Overall, the multi-faceted impact of this legislation is expected to have far-reaching implications for drug pricing generally in the United States, as well as on drug developers’ longer-term pipeline and commercialization plans.
Impact on Pharma
The impact of the new legislation on pharmaceutical and biotech companies will vary depending on their portfolio, pipeline, and investments in drug development. Every company will need to consider those components from a commercialization standpoint as well as their pipeline development plans. In particular:
- Pricing Decisions: Companies will need to consider both the short- and long-term impacts of their drug pricing, including pricing for any future new indications for a particular therapeutic. Additionally, while Medicare price negotiations will affect only a specific selection of branded drugs, the pricing of those drugs is likely to impact competing products in the same therapeutic category, through reference pricing, as well as the pricing of drugs in similar indications.
- Pipeline Decisions: Companies will need to weigh the cost and benefits of assets present in their development pipeline, in terms of which to bring forward, in which indication(s), and how long it might take to bring those drugs to market. Can timelines be accelerated, or trial strategies adjusted to achieve commercialization sooner? Should companies seek to develop the same drug in multiple indications simultaneously in order to achieve full marketing potential?

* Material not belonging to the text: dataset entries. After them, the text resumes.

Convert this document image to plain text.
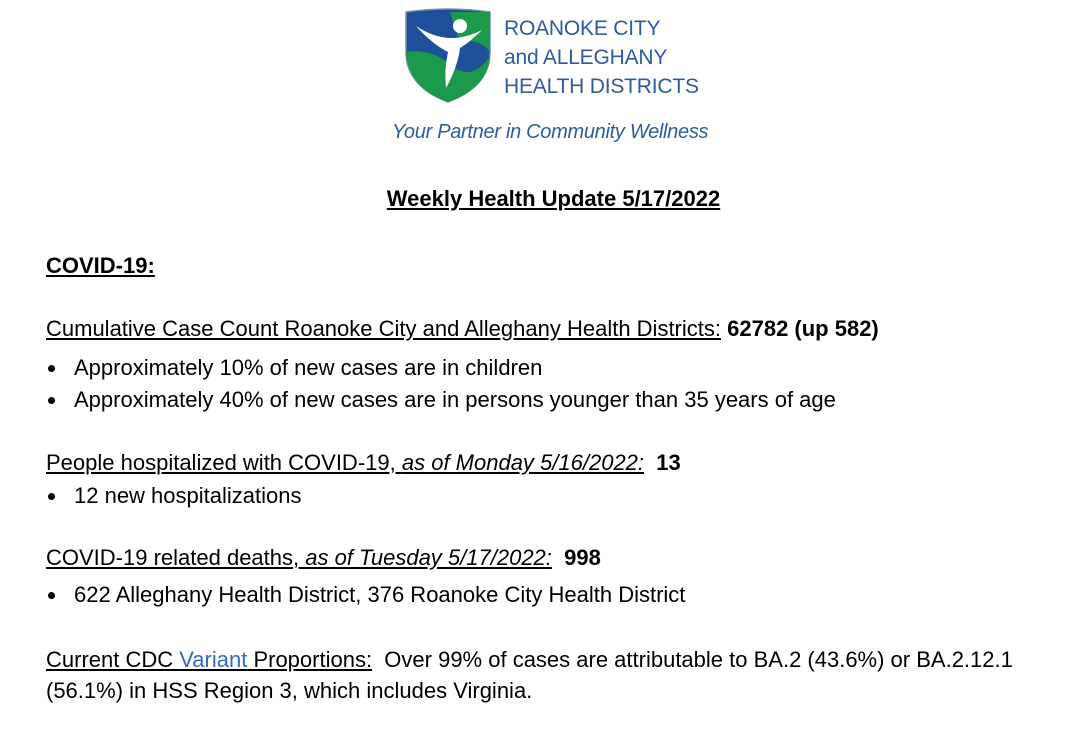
ROANOKE CITY
and ALLEGHANY
HEALTH DISTRICTS
Your Partner in Community Wellness
Weekly Health Update 5/17/2022
COVID-19:
Cumulative Case Count Roanoke City and Alleghany Health Districts: 62782 (up 582)
Approximately 10% of new cases are in children
Approximately 40% of new cases are in persons younger than 35 years of age
People hospitalized with COVID-19, as of Monday 5/16/2022: 13
12 new hospitalizations
COVID-19 related deaths, as of Tuesday 5/17/2022: 998
622 Alleghany Health District, 376 Roanoke City Health District
Current CDC Variant Proportions: Over 99% of cases are attributable to BA.2 (43.6%) or BA.2.12.1 (56.1%) in HSS Region 3, which includes Virginia.
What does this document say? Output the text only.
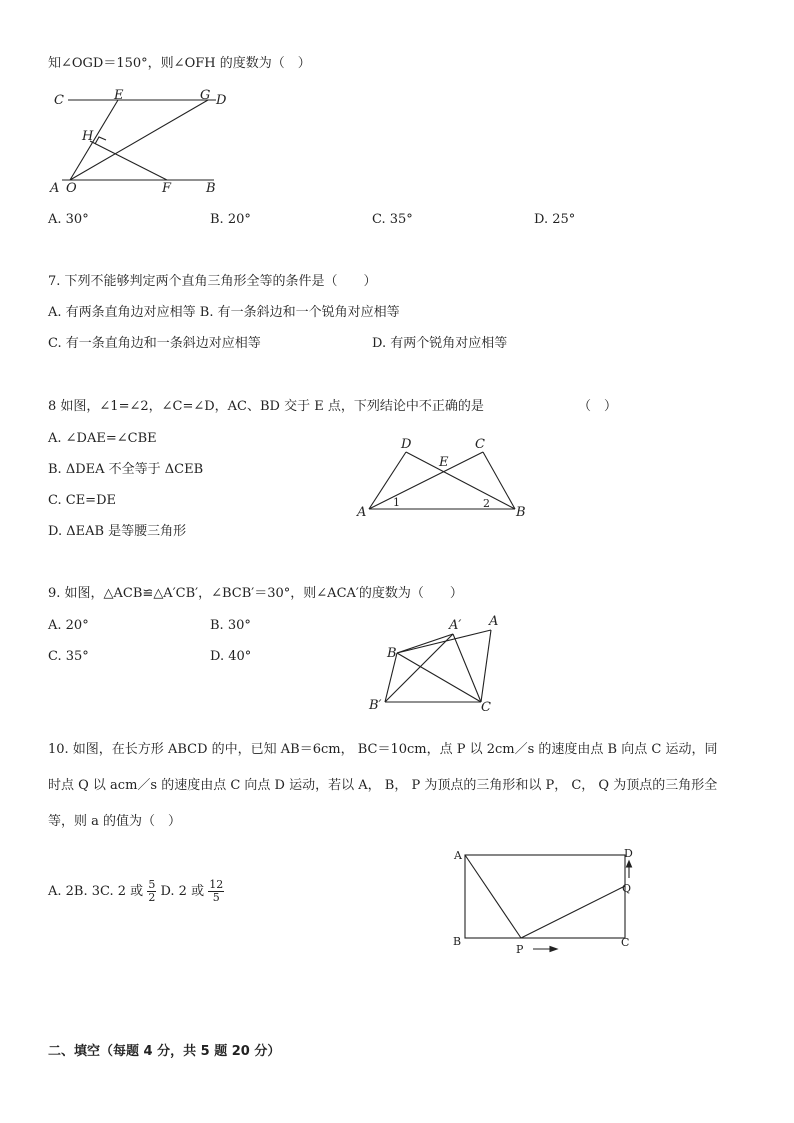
知∠OGD＝150°，则∠OFH 的度数为（　）
C	E	G D
H
A O	F	B
A. 30°	B. 20°	C. 35°	D. 25°
7. 下列不能够判定两个直角三角形全等的条件是（　　）
A. 有两条直角边对应相等 B. 有一条斜边和一个锐角对应相等
C. 有一条直角边和一条斜边对应相等	D. 有两个锐角对应相等
8 如图，∠1=∠2，∠C=∠D，AC、BD 交于 E 点，下列结论中不正确的是	（　）
A. ∠DAE=∠CBE
B. ΔDEA 不全等于 ΔCEB
C. CE=DE
D. ΔEAB 是等腰三角形
D	C
E
A	B
1	2
9. 如图，△ACB≌△A′CB′，∠BCB′＝30°，则∠ACA′的度数为（　　）
A. 20°	B. 30°
C. 35°	D. 40°
A′ A
B
B′	C
10. 如图，在长方形 ABCD 的中，已知 AB＝6cm， BC＝10cm，点 P 以 2cm／s 的速度由点 B 向点 C 运动，同
时点 Q 以 acm／s 的速度由点 C 向点 D 运动，若以 A， B， P 为顶点的三角形和以 P， C， Q 为顶点的三角形全
等，则 a 的值为（　）
A. 2B. 3C. 2 或 $\frac{5}{2} D$. 2 或 $\frac{12}{5}$
A	D
Q
B
P
C
二、填空（每题 4 分，共 5 题 20 分）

- Commercialization and Marketing Decisions: Companies will benefit from closer, earlier collaboration between their research and development groups and market access teams, including joint consideration of the best ways to show value and engage patients and doctors from an early stage. With the cap on out-of-pocket spending increasing drug affordability for patients, improving patient access to and encouraging greater usage of both new and already marketed drugs could allow companies to recoup a portion of the revenue lost to price discounts. Some of this could potentially be accomplished through the increased use of digital technologies.
Ultimate Impacts of the Act Yet to Be Determined
The signing of the Act is just the first step. How the Act will be implemented is still at an early stage, with many details of the legislation still to be worked out and likely subject to arguments over the law’s fine print, potential loopholes, and legalities.
Technical details pertaining to Medicare price negotiations are likely to have an impact on its implementation. For example, the Act does not clearly address how a negotiated price will be calculated if bargaining between Medicare and a drug manufacture ends in stalemate. Experts say that certain other provisions of the legislation – such as a tax penalty for companies who refuse to grant Medicare a discount – may be challenged in court. Some industry experts hypothesize that drug manufacturers may consider a variety of responses that circumvent the legislation altogether.
Ultimately, there is much yet unknown about the Act’s impacts on industry at this early stage, and how industry will respond to its challenges, especially with respect to pricing. We will be following further developments in this area with interest.